Ever since Watergate, Republicans have been keen to demonstrate that they are not the only ones guilty of official malfeasance. Although they were unmoved by the obviously illegal behavior of Ronald Reagan and George W. Bush as they traded arms for hostages with a country identified as a state sponsor of terrorism, and as they deliberately violated a law passes by Congress to prevent interactions with a corrupt and violent insurgent group, they have since scrounged up all kinds of scandal.

Thus, the bizarre behavior of Kenneth Starr, the investigator in search of a crime; birther fanatics insisting that Barack Obama is not American; the weirdly hysterical outcry about the Benghazi attacks; and now the "investigation" of the IRS for targeting conservative groups.

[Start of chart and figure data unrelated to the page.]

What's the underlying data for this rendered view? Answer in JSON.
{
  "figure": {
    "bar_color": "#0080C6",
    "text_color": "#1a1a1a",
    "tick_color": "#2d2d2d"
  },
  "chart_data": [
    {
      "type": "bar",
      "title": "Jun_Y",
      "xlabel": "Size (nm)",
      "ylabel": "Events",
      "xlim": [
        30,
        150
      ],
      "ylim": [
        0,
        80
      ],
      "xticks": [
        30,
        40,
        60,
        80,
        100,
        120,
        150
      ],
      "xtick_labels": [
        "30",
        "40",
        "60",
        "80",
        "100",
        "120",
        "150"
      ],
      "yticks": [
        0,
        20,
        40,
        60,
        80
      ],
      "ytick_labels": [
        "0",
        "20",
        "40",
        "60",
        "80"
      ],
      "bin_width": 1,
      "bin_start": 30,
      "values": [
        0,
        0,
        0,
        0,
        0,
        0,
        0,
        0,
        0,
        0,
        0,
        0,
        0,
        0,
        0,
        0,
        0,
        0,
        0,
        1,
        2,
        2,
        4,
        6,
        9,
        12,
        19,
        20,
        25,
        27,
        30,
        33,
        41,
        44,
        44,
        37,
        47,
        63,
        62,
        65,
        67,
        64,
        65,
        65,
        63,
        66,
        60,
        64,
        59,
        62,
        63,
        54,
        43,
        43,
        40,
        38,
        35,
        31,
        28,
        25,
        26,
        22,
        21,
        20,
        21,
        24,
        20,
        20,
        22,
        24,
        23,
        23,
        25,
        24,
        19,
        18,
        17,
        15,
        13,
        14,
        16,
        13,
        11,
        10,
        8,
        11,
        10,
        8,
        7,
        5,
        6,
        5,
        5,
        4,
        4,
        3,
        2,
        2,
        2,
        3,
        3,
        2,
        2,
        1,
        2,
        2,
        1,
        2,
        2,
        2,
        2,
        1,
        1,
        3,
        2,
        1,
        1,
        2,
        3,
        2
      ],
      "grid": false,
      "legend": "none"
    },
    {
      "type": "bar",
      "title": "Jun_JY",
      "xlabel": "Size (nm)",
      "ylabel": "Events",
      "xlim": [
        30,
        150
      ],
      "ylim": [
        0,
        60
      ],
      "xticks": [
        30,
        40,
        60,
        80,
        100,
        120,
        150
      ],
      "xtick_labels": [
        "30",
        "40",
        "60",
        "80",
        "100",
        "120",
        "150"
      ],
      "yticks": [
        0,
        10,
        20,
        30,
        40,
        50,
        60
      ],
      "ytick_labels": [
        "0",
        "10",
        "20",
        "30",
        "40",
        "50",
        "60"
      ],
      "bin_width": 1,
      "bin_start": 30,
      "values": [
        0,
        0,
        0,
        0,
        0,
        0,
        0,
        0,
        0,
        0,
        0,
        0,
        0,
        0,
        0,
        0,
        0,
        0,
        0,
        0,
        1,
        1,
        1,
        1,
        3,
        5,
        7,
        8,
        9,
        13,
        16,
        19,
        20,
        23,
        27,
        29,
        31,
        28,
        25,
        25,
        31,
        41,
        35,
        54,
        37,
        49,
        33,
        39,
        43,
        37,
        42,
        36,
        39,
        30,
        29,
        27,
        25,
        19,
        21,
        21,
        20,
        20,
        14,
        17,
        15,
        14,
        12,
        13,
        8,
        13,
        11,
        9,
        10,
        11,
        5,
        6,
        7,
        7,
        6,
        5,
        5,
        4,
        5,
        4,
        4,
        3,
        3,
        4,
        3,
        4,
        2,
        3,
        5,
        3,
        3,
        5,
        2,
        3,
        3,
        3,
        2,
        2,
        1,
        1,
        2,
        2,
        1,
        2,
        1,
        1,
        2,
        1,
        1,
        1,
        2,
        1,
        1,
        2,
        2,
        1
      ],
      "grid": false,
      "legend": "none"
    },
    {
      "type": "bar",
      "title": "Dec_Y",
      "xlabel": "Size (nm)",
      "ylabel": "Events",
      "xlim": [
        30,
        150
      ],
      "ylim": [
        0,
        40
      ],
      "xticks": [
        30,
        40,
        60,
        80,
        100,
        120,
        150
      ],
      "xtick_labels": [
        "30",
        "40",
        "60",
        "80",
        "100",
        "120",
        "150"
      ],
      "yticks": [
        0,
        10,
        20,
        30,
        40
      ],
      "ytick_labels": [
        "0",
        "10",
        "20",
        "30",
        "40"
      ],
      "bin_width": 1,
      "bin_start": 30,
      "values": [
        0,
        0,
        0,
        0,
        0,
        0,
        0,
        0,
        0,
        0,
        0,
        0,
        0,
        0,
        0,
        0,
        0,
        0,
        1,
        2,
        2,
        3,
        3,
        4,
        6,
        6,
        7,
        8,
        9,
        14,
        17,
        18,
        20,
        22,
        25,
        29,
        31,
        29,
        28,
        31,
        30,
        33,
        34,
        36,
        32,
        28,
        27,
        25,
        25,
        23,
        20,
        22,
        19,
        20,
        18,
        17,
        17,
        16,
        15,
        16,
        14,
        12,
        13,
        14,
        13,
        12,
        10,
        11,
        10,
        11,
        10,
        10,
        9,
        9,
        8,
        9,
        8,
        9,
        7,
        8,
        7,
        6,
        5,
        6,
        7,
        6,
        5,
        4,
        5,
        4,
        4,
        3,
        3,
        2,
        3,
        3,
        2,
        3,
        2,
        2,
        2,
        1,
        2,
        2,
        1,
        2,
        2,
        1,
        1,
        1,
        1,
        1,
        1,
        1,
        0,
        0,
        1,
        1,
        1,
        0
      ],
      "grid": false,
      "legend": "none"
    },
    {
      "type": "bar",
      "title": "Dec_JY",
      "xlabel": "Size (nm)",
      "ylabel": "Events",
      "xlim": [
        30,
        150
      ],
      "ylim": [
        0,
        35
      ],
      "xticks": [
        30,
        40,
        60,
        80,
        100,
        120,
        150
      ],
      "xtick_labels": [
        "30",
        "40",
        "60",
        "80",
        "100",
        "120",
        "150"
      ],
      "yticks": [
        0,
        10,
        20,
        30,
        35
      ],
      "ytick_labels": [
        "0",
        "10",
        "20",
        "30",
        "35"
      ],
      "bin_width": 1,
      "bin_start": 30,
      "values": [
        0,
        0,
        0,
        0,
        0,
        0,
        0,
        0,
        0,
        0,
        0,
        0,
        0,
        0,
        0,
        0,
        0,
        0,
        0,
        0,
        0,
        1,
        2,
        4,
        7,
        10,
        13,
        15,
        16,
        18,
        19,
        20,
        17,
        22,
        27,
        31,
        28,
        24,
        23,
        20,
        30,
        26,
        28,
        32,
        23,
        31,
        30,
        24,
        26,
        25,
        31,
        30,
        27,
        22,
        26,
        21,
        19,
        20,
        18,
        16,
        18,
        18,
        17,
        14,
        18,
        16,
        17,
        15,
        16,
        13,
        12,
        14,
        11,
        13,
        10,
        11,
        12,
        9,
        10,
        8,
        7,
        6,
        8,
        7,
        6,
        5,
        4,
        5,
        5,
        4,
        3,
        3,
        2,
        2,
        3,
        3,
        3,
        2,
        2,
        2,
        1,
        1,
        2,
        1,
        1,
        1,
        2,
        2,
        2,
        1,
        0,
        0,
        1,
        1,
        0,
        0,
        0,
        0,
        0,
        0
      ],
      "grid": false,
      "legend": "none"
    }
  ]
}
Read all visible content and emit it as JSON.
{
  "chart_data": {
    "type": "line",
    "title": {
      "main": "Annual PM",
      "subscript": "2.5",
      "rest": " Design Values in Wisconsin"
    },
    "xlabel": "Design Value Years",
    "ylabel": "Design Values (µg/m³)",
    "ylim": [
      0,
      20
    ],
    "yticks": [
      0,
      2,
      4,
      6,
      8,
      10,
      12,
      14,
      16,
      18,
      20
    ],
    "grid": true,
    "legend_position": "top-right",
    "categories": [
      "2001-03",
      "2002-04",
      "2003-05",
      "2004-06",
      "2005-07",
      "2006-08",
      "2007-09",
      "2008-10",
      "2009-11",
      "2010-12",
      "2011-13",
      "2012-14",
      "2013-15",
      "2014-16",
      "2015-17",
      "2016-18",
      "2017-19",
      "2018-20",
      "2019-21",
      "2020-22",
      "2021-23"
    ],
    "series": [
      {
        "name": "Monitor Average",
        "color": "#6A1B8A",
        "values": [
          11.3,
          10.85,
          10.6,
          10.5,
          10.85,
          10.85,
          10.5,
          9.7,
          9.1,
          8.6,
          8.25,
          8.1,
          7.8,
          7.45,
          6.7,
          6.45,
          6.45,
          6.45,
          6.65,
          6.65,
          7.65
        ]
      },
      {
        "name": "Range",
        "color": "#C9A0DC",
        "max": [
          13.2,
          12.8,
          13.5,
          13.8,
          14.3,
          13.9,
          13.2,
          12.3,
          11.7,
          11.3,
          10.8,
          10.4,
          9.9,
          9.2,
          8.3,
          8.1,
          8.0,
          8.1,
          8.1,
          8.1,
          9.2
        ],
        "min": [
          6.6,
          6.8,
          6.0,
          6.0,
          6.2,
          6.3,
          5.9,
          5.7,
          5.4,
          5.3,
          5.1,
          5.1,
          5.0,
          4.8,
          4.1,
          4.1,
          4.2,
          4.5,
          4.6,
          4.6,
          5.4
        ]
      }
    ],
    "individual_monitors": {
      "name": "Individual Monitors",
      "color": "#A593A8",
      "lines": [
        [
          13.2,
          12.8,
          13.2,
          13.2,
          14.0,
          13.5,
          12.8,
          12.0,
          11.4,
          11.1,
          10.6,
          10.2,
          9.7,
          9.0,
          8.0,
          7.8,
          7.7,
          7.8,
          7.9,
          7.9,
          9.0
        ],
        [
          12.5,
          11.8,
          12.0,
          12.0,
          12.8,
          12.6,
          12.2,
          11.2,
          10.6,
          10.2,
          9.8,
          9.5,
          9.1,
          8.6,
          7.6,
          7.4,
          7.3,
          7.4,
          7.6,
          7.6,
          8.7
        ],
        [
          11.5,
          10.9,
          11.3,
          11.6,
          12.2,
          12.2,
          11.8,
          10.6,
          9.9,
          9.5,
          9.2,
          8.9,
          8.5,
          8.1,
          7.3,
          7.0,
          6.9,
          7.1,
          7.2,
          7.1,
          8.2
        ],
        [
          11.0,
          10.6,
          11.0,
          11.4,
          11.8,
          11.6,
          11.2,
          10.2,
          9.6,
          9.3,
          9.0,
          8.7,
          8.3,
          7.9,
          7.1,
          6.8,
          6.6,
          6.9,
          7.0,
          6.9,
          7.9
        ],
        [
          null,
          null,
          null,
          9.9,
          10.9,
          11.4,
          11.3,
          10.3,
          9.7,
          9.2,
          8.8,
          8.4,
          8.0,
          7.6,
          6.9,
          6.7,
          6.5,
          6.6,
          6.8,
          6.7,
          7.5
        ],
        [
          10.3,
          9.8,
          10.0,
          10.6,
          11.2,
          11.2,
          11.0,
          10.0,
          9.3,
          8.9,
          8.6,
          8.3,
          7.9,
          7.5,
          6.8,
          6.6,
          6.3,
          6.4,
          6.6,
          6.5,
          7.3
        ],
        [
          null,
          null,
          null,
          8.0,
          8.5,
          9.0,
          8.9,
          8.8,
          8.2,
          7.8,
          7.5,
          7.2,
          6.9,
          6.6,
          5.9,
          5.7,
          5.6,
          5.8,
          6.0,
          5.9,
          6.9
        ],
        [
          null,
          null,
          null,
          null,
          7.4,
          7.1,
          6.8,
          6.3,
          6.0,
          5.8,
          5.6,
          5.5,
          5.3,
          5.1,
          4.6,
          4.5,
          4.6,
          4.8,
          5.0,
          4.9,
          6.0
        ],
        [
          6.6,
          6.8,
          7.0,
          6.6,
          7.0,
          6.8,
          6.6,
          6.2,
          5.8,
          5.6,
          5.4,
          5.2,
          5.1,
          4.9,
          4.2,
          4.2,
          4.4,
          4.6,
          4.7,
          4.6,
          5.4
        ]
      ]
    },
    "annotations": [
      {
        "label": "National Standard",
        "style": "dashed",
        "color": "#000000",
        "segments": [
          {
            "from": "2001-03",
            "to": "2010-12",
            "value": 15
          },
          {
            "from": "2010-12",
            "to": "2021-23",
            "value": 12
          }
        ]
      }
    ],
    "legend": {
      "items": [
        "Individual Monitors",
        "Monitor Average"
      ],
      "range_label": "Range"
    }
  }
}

The problem with all of these protests is that the behavior they decry is hardly in line with the wildly unconstitutional acts of the Republican versions. Bill Clinton was a lech, but he did not abuse his office in a serious way. Obama has a birth certificate, and his only "crime" seems to be that he is black and Harvard-educated. If the State Department did want to portray the Benghazi attacks as protests, and succeeded in doing so for two days, so what? And the "targeting" of the Tea Party by the IRS has more to do with campaign organizations masquerading as tax-exempt non-profits (and therefore robbing the government) as it does with official malfeasance.

It's just another indication of the fact that the Republican Party has become unhinged, to the detriment of us all. We need at least two sane parties, the GOP is not holding up its end.